Perante esta realidade o TAC considerou que o Acórdão exequendo se mostrava executado e isto porque, tal como decorria daquele Aresto, a Ré tinha reanalisado o requerimento onde a Autora requeria a sua inscrição no ATOC sem restringir nenhum dos meios de prova apresentados e, considerando não estava cumprido o requisito do tempo legalmente exigido para a inscrição, indeferiu novamente a sua pretensão. Ou seja, o Tribunal de 1.ª instância considerou que a execução do julgado podia traduzir-se na prática de um novo acto com o mesmo sentido decisório, desde que a sua fundamentação fosse diferente da do acto anulado e não violasse o caso julgado. E que tal tinha sido o que acontecera in casu o que levou a considerar cumprido o julgado anulatório.

Outro foi, porém, o entendimento do TCA.
Com efeito, este considerou que a nova recusa da entidade demandada era nula, desde logo, por ofensa ao caso julgado” e, depois, porque a execução do Acórdão anulatório tinha de “traduzir-se não no dever legal de repor o administrado na situação anterior à prática do acto ilegal, mas sim consistir na reconstituição da situação jurídica que actualmente existiria se o acto ilegal não tivesse sido praticado: reconstituição da situação actual hipotética.” Deste modo, e sendo “manifesto que o acervo documental junto, acrescidos dos elementos já constantes do processo administrativo, demonstram inequivocamente o preenchimento dos requisitos de inscrição” nada mais restava à demandada do que proceder à inscrição da Autora na ATOC.

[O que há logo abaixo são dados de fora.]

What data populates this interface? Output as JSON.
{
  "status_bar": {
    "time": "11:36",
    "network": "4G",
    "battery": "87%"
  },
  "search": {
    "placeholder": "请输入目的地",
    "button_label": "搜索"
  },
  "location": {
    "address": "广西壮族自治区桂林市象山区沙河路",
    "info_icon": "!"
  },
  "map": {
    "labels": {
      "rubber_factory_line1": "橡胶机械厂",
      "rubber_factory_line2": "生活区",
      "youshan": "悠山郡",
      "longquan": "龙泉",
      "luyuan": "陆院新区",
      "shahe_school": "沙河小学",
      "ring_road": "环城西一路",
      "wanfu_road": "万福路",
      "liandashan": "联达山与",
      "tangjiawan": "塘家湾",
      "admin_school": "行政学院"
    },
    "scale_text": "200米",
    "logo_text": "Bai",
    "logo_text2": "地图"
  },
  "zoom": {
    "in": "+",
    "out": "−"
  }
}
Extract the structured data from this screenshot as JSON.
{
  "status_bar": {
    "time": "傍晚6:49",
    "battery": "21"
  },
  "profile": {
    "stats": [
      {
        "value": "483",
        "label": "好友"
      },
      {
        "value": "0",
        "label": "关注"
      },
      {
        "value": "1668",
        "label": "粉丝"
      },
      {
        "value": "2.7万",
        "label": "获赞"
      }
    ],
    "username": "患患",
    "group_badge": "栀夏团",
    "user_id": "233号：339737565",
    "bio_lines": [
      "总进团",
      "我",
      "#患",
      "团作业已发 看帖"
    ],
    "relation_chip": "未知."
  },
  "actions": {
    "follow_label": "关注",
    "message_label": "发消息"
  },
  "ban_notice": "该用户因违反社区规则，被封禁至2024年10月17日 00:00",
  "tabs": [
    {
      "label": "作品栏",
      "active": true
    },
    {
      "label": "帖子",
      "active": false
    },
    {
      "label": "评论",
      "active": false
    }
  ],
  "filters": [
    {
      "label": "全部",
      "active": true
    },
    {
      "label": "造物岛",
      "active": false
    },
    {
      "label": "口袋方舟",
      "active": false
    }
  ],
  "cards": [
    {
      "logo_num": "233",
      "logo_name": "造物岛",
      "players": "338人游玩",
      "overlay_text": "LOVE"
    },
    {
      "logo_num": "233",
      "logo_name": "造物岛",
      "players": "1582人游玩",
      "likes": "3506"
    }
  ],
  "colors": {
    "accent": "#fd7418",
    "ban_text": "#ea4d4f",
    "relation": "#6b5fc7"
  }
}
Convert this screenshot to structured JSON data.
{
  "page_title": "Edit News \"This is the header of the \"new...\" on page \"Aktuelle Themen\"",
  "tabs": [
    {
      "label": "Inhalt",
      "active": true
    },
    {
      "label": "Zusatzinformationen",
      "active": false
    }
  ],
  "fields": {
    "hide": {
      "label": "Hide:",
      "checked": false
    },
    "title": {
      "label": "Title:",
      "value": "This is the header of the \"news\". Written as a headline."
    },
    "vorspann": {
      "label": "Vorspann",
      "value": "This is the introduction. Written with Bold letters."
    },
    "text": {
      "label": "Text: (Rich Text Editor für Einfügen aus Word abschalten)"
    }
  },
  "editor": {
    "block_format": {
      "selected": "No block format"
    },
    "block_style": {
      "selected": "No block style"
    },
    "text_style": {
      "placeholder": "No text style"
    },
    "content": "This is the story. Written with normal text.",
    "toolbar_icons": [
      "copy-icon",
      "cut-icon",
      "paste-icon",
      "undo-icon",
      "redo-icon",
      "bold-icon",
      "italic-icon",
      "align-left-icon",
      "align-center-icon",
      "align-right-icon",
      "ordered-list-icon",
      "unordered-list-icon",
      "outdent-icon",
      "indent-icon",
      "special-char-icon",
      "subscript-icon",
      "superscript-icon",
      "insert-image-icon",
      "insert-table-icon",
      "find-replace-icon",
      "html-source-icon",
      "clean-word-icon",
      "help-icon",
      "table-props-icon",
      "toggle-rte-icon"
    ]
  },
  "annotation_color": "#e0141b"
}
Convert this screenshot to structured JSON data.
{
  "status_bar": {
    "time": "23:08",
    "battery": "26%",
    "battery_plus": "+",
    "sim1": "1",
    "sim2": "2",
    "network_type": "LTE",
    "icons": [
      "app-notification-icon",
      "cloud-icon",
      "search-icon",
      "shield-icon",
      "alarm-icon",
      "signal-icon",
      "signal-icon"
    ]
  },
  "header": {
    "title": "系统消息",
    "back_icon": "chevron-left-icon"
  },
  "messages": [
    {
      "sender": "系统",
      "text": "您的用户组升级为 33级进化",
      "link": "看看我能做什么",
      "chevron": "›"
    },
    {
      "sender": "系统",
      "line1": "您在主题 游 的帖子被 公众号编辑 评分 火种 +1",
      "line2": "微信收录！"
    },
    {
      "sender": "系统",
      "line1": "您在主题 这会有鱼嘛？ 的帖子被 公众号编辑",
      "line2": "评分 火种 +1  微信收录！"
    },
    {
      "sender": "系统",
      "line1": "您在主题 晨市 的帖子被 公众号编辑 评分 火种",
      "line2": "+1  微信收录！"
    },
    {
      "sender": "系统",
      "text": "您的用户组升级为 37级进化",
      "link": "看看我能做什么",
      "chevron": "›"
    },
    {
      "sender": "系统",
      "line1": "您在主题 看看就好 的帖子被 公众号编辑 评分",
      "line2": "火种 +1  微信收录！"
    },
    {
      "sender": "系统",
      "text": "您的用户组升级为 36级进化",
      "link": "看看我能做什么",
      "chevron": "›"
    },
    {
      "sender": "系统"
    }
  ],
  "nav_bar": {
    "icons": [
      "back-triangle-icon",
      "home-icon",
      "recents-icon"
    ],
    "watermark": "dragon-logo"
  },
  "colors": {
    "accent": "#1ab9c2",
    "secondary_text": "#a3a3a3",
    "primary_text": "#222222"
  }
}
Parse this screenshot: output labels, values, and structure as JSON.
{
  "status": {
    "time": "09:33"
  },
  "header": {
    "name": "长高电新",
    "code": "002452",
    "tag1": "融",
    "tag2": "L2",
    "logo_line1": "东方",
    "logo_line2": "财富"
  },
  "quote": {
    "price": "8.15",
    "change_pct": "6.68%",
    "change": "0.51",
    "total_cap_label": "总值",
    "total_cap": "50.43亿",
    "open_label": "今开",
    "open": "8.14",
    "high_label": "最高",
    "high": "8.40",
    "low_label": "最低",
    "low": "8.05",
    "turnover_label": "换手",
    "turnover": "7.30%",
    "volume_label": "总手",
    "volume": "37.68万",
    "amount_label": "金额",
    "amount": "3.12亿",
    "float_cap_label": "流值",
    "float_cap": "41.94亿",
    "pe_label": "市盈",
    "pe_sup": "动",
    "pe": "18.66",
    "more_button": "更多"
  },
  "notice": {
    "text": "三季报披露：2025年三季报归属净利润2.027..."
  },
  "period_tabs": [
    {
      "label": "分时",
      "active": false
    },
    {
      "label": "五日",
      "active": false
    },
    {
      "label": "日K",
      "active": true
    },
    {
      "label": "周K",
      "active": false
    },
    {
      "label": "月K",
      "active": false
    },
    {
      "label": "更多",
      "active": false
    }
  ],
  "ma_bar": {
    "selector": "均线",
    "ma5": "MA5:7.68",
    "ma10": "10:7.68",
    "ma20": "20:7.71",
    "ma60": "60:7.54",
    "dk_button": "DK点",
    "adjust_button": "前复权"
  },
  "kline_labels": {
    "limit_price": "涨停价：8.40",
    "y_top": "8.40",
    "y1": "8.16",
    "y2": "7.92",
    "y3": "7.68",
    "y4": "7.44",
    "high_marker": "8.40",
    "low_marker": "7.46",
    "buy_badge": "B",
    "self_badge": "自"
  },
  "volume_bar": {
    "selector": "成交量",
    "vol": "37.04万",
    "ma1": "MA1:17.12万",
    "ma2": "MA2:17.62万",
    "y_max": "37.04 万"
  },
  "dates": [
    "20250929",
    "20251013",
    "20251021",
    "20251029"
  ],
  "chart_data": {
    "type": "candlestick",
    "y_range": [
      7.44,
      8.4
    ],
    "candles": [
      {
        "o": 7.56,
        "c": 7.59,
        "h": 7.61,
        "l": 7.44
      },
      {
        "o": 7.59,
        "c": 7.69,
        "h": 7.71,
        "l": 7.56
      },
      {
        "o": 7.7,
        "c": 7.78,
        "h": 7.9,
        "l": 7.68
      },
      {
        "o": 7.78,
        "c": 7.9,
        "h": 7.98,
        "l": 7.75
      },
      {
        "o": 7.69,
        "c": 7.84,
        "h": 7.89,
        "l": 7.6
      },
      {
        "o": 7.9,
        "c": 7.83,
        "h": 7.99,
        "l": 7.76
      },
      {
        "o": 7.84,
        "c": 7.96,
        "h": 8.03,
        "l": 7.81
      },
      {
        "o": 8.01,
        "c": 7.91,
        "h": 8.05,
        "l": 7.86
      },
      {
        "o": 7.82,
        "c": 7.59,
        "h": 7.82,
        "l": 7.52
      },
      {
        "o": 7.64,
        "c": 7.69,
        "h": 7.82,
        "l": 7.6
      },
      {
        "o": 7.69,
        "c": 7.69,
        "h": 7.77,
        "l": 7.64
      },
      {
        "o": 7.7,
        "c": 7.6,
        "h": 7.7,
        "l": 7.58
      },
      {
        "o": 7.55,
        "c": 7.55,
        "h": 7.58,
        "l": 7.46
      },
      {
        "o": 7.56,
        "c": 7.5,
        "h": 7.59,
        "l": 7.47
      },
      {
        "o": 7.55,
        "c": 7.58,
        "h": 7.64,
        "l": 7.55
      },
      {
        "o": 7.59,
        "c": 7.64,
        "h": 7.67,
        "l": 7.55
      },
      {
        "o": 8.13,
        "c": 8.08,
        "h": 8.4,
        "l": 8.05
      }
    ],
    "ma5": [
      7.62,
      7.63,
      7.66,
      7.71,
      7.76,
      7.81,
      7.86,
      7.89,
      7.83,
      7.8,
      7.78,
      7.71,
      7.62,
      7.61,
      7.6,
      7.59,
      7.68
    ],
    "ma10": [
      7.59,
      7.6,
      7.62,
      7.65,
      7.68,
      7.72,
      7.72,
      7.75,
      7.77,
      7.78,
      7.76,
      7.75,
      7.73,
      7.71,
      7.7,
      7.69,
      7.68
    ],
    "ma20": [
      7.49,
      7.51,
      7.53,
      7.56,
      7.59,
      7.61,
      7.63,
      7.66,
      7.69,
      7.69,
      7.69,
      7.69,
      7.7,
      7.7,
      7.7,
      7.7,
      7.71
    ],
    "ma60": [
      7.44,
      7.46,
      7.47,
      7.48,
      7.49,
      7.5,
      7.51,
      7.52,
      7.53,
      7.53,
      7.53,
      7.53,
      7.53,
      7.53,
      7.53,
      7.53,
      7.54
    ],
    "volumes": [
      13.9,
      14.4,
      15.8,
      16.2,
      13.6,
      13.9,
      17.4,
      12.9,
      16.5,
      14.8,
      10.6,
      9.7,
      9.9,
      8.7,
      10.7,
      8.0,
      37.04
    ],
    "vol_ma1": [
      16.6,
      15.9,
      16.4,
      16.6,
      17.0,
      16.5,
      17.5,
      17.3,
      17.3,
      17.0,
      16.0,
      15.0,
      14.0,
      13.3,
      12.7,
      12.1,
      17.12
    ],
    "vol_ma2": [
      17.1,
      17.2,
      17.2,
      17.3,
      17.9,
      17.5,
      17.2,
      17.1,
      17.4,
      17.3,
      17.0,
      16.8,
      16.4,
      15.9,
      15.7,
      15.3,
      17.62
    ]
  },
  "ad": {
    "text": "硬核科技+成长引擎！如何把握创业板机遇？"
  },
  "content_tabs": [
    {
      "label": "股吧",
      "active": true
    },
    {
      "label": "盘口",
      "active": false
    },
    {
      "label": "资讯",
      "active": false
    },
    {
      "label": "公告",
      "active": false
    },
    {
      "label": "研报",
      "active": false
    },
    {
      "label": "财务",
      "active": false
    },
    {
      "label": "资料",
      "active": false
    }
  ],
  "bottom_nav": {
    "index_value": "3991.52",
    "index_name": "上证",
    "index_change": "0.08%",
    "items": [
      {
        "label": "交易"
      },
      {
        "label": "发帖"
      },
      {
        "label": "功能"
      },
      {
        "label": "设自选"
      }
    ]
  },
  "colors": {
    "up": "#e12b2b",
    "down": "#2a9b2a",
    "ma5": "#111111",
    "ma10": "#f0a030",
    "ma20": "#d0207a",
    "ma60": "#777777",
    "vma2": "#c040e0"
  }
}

Ou seja, e dito de diferente modo, enquanto o Tribunal de 1.ª instância considerou que a demandada, perante o julgado anulatório, se tinha de limitar a reapreciar a pretensão formulada, com os meios prova que instruíram o processo de candidatura, o TCA entendeu que nada impedia que a Autora juntasse novos meios de prova e que estes fossem considerados na reanálise da sua pretensão.
O que fica dito evidencia a dualidade de critérios no tratamento da questão que se coloca neste recurso

O que nos permite concluir que a questão suscitada nesta revista é suficientemente relevante do ponto de vista jurídico para merecer a sua admissão.
Ao que acresce que é uma questão de provável replicação.

DECISÃO
Termos em que os Juízes que compõem este Tribunal acordam em admitir a revista.
Sem custas.
Lisboa, 22 de Fevereiro de 2018. – Costa Reis (relator) – Madeira dos Santos – São Pedro.